Ch. XII. Q. 73. Opposed Systems

3. OPPOSED SYSTEMS

i. THE chief systems opposed to the doctrine of creation are pantheism, dualism, eternal creation and atheism.1

ii. Pantheism confuses the universe of substance with God, and describes all events as necessary phenomena of divine substance. Like all theories of ultimate origins, including the doctrine of creation, this system can neither be proved nor disproved by unaided reason. Our only source of sure knowledge is supernatural revelation. But it has been shown elsewhere2 that pantheism has difficulties, especially moral ones, which make its acceptance unreasonable.3

iii. Emanationism is a pantheistic theory which explains the world as caused by a series of evolutions or devolutions of divine substance. It was maintained of old by the Gnostics, and more recently by Swedenborg. This theory is inconsistent with divine immutability and incurs all the difficulties of pantheism. The only emanations possible in God are the eternal processions which constitute the Trinity.4

iv. Dualism emphasizes the essential difference between God and the world; but like pantheism regards all substance as eternal. God is merely the Fashioner of things. Its axiom is ex nihilo nihil fit, which is considered elsewhere.5 It is to be noted that the appearence of manufacture, of adaptation, inheres in the most elementary forms of finite substance which scientists have investigated; and dualism has difficulties. (a) It impugns the infinity of God, which precludes the existence of independent reality; (b) To hypothecate two "ultimate principles is unscientific when one such principle sufficiently explains the universe.6

v. The theory of eternal creation represents an attmept to retain belief in the eternity of matter without falling into dualism.
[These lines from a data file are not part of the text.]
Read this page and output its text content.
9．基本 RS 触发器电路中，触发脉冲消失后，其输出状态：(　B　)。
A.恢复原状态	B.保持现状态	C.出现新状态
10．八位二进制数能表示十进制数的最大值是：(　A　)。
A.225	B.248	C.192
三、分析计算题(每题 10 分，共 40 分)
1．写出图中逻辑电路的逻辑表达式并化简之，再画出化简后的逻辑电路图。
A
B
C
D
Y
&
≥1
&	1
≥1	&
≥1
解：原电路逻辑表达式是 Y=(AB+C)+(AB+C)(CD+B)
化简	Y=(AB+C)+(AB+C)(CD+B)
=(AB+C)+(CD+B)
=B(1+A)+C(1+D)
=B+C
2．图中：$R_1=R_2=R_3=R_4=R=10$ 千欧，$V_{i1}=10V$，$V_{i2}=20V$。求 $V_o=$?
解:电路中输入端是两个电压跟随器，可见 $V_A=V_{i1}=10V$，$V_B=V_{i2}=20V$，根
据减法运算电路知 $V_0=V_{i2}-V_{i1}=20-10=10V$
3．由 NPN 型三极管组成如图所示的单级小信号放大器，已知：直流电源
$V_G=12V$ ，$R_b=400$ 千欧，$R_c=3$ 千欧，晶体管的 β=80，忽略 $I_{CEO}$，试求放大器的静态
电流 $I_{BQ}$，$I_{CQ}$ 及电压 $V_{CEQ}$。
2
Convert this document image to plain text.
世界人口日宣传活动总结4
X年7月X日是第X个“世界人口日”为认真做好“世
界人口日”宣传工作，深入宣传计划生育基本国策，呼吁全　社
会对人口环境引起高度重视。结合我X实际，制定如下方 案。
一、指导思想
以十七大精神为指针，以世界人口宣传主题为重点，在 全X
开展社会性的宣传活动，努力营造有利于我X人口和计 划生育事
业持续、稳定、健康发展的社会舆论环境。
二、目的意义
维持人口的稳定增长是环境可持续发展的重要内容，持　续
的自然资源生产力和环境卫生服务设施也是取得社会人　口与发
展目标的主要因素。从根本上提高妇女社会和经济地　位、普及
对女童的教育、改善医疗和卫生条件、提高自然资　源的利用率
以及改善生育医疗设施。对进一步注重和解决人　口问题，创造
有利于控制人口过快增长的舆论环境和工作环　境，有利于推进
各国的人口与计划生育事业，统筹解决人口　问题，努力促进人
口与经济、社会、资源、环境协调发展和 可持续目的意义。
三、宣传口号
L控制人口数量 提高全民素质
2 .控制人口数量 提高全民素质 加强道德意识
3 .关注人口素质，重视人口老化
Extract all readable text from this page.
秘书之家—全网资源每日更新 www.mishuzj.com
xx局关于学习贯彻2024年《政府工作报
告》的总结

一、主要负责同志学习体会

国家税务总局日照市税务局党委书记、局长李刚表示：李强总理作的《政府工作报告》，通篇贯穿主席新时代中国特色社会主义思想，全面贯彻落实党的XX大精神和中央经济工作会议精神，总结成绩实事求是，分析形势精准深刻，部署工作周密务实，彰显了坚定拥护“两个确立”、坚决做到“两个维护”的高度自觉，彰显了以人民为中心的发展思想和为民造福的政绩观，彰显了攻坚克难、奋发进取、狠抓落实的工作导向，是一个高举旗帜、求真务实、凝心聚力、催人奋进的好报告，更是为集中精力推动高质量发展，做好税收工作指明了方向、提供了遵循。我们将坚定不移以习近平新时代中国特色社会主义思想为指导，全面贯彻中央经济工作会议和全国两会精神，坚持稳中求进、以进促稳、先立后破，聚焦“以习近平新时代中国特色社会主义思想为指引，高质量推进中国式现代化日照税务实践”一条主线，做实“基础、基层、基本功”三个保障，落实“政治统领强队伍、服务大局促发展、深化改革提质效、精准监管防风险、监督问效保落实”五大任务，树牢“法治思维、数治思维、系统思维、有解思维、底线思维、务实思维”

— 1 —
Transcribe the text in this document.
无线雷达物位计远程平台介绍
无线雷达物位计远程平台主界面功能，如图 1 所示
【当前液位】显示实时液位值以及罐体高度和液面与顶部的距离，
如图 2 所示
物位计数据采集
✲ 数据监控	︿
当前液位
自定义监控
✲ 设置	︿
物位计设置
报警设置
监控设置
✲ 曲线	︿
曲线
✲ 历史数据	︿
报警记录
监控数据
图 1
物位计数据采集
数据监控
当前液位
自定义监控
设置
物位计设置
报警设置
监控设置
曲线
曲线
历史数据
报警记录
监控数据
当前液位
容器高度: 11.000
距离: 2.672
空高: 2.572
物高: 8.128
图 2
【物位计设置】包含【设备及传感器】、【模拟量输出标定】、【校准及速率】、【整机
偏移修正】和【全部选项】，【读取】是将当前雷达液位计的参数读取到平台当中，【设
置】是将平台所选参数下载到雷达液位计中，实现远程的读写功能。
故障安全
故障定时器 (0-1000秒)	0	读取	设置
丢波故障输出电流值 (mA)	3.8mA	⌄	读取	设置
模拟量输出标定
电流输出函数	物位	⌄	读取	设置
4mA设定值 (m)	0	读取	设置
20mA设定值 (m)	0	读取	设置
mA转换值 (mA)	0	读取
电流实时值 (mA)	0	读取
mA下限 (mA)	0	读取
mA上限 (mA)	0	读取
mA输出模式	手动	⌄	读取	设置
It makes the universe a needed objective and sphere of the personal life and operations of God, but insists that all things are grounded in God and dependent upon his will.7 This theory derives plausibility only from a non-trinitarian standpoint; for, according to the Christian doctrine, the relations between the divine Persons afford all necessary conditions of personal life and operation in God.8 The theory is inconsistent with divine infinity, since it implies a subjection of God to external necessity.9

vi. Atheism, by denying the existence of God, precludes belief in creation.10 It usually adopts the materialistic hypothesis, which declares matter to be the ultimate ground of all reality.11 In the more subtle form of naturalism, it denies reality to anything that cannot be described in the terms of physical science.12


1 Creation,ch. ii. 7; H.P. Liddon, Some Elem., pp. 55-60.

2 Previous vol. Q. 36.

3 On pantheism, Being and Attrib., ch. ix. 4; Baldwin, Dict. of Philos., q. v.; Cath. Encyc., q. v.; R. Flint, Anti-Theistic Theories, Lecs. ix-x; Th. Christlieb, Modern Doubt, pp. 161-190.

4 Cath. Encyc., s. v. "Emanationism."

5 Cf. Q. 72.3.

6 On Dualism, Baldwin, Dic. of Philos., s. vv. "Dualism" and "Manichaeism"; H.P. Liddon, Some Elem., pp. 142-148; St. Augustine, de Civ Dei, xii. 6, et seq..

7This theory was supported by Origen, de Prin., ii. 4; iii. 5; Jas. Martineau, Religion Vol. I., pp. 381-390.

8 Trinity, ch. vi. 11.

9 Being and Attrib., p. 142, note 1; Creation, pp. 61-63.

9 Q. 33, in Vol. I.

11 Q. 34, in Vol. I.

12 On Naturalism, Evolutionism pp.21 et seq.; Creation, pp. 109-112: R. Otto, Naturalism and Religion.